They confirmed the dismal picture of nutritionally deficient young people, lacking in regular physical exercise and heading for disease and illness in later life. One in five school-leavers in Glasgow is overweight,while nationally one in four girls aged 14 and 15 has a totally inadequate calcium intake that will lead to brittle bones in later life.
Annie Anderson, head of food choice and director of the centre for applied nutrition research at Dundee University, said school meals should be helping to counter "the modern malnutrition of teenagers" but were failing because meals services were under pressure to retain jobs and keep prices down.
"Caterers work on making sure there is enough food, without considering other aspects. If you looked at the meals served, you would be hard pushed to find the one portion of fruit and vegetables as a minimum.
"This is because of cost and what is deemed to be culturally acceptable and the norm. A lot of girls like to have a salad at lunchtimes but it is often not available," Professor Anderson said.
School meals were a vital part of children's diet and a "safety net", especially for low-income families. Around a quarter of a young person's daily nutritional content should come at lunchtime. But the trend towards sandwiches and snacks instead of school dinners meant it was even more difficult to meet the requirement of one portion of fruit and vegetables.
Professor Anderson said that Scotland could learn from Finland where a poor record on health had been turned around. School meals are free for all children and must meet nutritional standards. Uptake is high.

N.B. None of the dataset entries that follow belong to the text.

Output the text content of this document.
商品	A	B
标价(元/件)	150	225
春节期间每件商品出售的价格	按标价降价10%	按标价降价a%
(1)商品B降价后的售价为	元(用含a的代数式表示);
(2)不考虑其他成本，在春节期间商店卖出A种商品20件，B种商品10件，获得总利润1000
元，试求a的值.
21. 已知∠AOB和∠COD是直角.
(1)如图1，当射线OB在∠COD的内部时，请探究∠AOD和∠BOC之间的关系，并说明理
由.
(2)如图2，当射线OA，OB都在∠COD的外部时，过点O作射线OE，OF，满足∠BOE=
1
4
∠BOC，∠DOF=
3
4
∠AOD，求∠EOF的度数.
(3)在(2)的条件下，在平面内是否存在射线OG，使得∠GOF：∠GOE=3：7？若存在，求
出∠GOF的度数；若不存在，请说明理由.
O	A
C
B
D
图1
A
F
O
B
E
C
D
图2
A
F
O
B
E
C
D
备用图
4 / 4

"There is limited choice but fantastic standards and meals are all served with vegetables. Fizzy drinks are banned until later in the day. Having a main meal at lunchtime puts less pressure on women to make a main meal at home," she said.

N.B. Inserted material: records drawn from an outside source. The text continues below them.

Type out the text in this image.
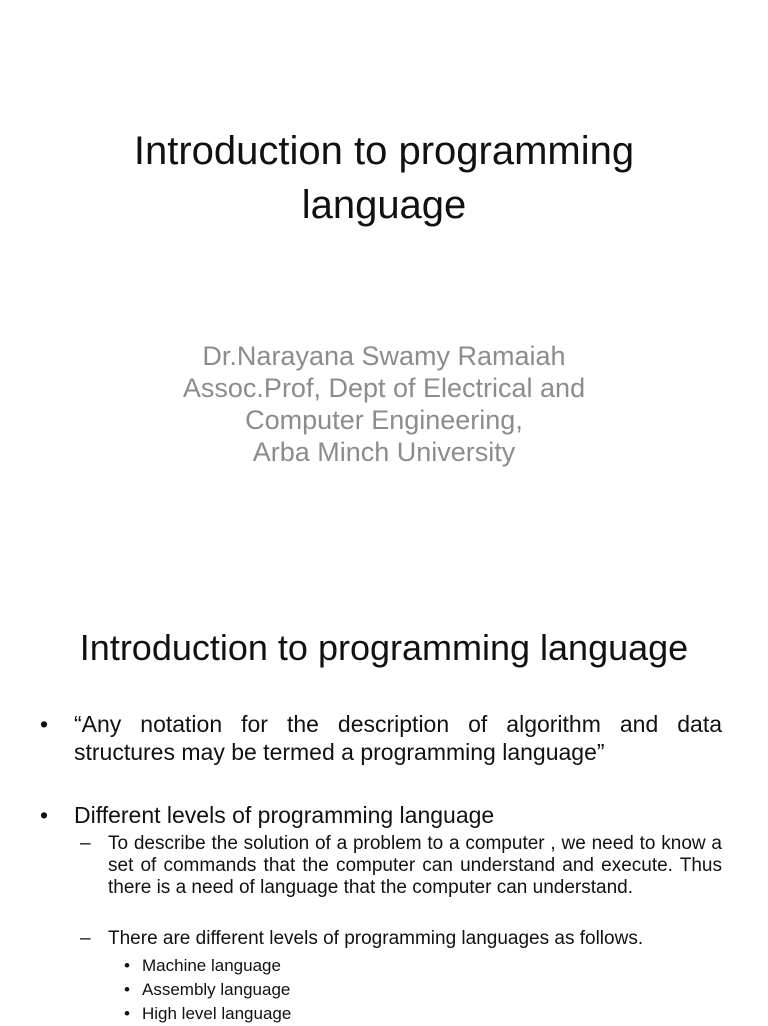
Introduction to programming language
Dr.Narayana Swamy Ramaiah
Assoc.Prof, Dept of Electrical and
Computer Engineering,
Arba Minch University
Introduction to programming language
• “Any notation for the description of algorithm and data structures may be termed a programming language”
• Different levels of programming language
– To describe the solution of a problem to a computer , we need to know a set of commands that the computer can understand and execute. Thus there is a need of language that the computer can understand.
– There are different levels of programming languages as follows.
• Machine language
• Assembly language
• High level language
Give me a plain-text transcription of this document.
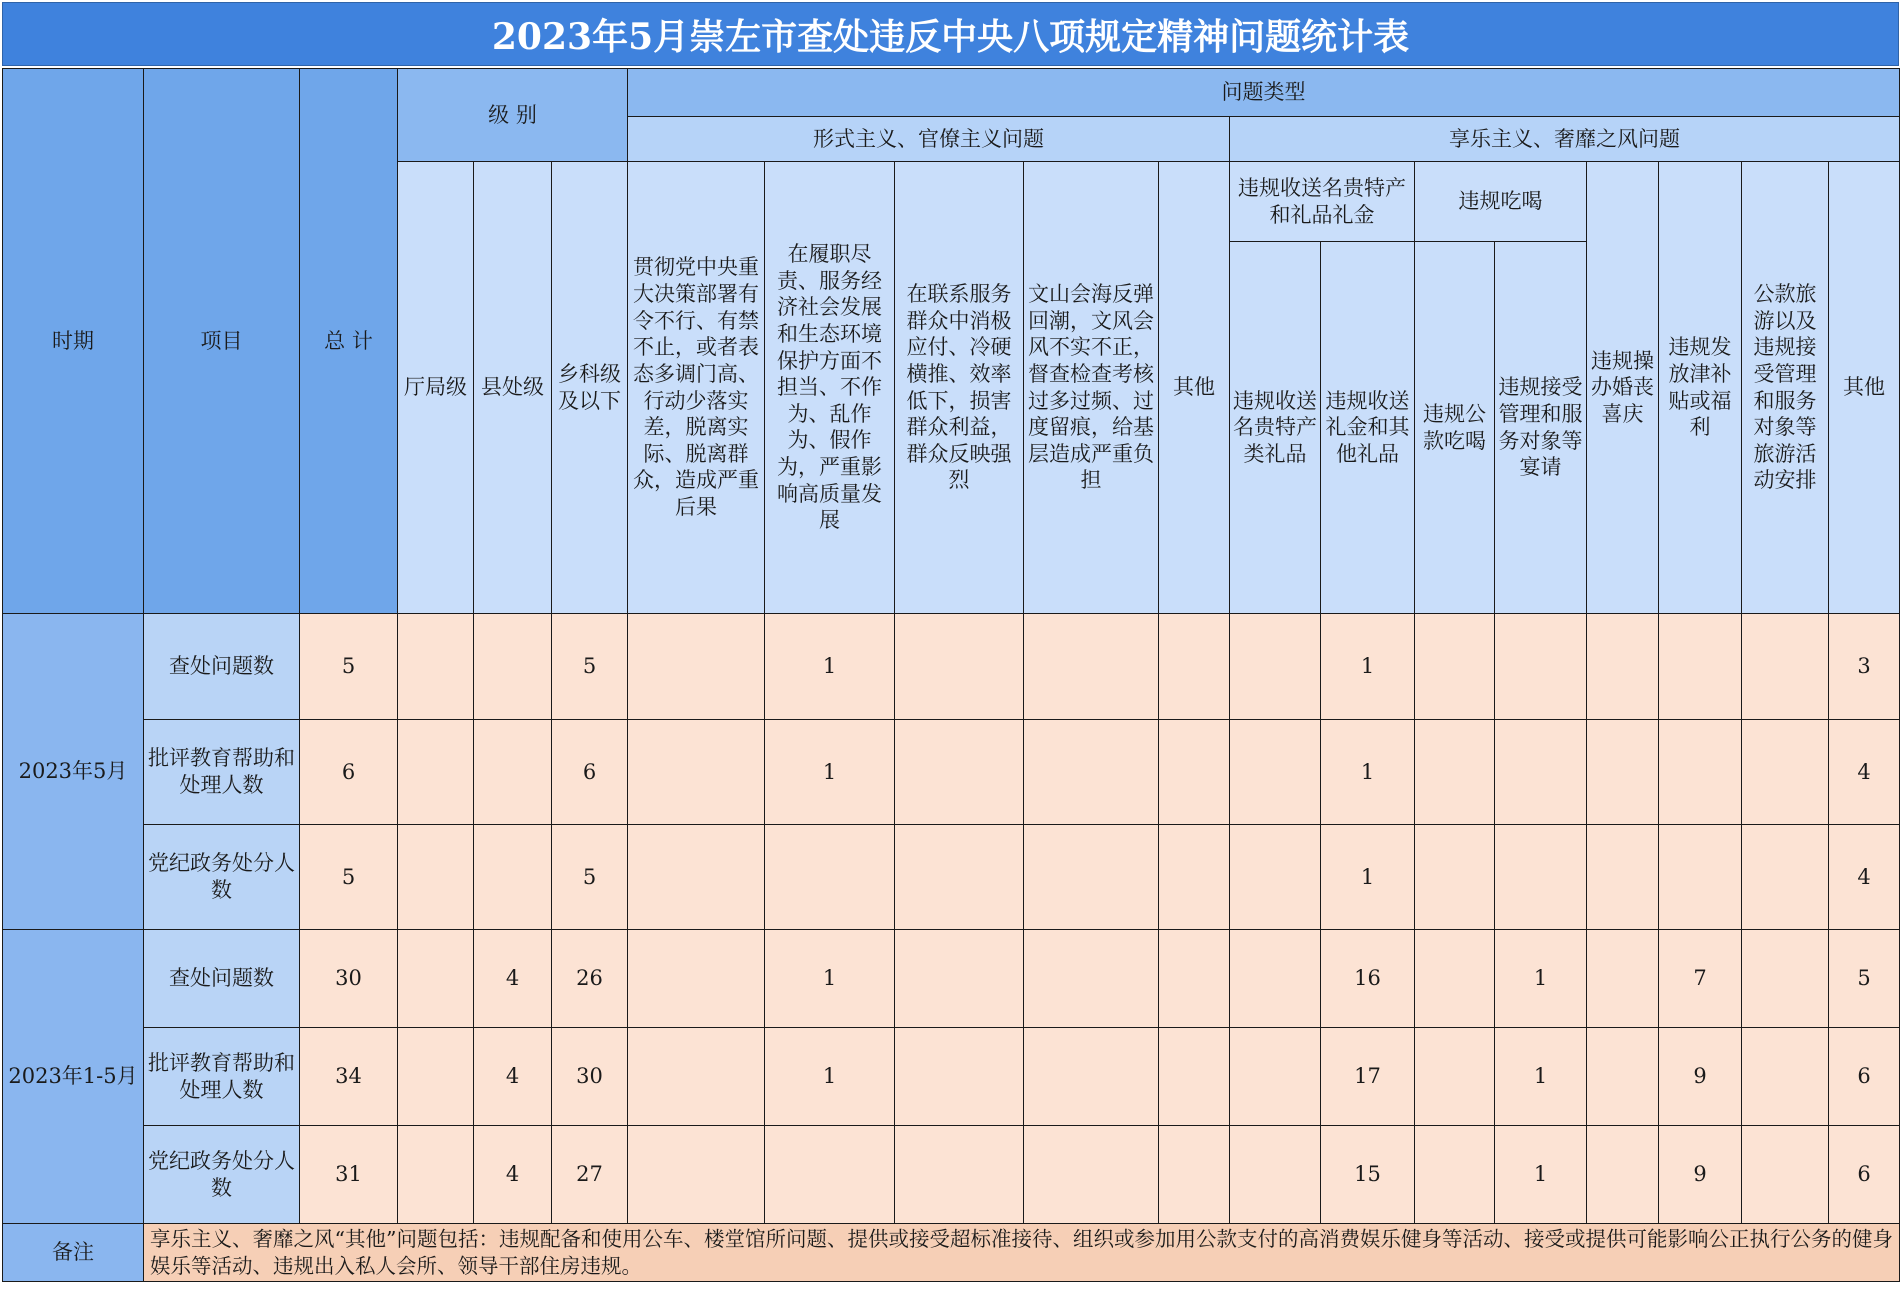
2023年5月崇左市查处违反中央八项规定精神问题统计表
时期	项目	总 计	级 别			问题类型												
						形式主义、官僚主义问题					享乐主义、奢靡之风问题							
			厅局级	县处级	乡科级及以下	贯彻党中央重大决策部署有令不行、有禁不止，或者表态多调门高、行动少落实差，脱离实际、脱离群众，造成严重后果	在履职尽责、服务经济社会发展和生态环境保护方面不担当、不作为、乱作为、假作为，严重影响高质量发展	在联系服务群众中消极应付、冷硬横推、效率低下，损害群众利益，群众反映强烈	文山会海反弹回潮，文风会风不实不正，督查检查考核过多过频、过度留痕，给基层造成严重负担	其他	违规收送名贵特产和礼品礼金		违规吃喝		违规操办婚丧喜庆	违规发放津补贴或福利	公款旅游以及违规接受管理和服务对象等旅游活动安排	其他
											违规收送名贵特产类礼品	违规收送礼金和其他礼品	违规公款吃喝	违规接受管理和服务对象等宴请				
2023年5月	查处问题数	5			5		1					1						3
	批评教育帮助和处理人数	6			6		1					1						4
	党纪政务处分人数	5			5							1						4
2023年1-5月	查处问题数	30		4	26		1					16		1		7		5
	批评教育帮助和处理人数	34		4	30		1					17		1		9		6
	党纪政务处分人数	31		4	27							15		1		9		6
备注	享乐主义、奢靡之风“其他”问题包括：违规配备和使用公车、楼堂馆所问题、提供或接受超标准接待、组织或参加用公款支付的高消费娱乐健身等活动、接受或提供可能影响公正执行公务的健身娱乐等活动、违规出入私人会所、领导干部住房违规。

Avoiding malnutrition meant tightening school meals policies and improving shopping facilities in disadvantaged areas, Professor Anderson said. Schools also had to work on practical food skills.
Bill Gray, national officer with the Scottish Community Diet Project, said many peripheral housing schemes were "carrot-free zones". Eileen Gillan, a North Lanarkshire adviser and chairman of the Institute of Home Economics, said it was not uncommon for pupils in Lanarkshire schools to ask what a leek was.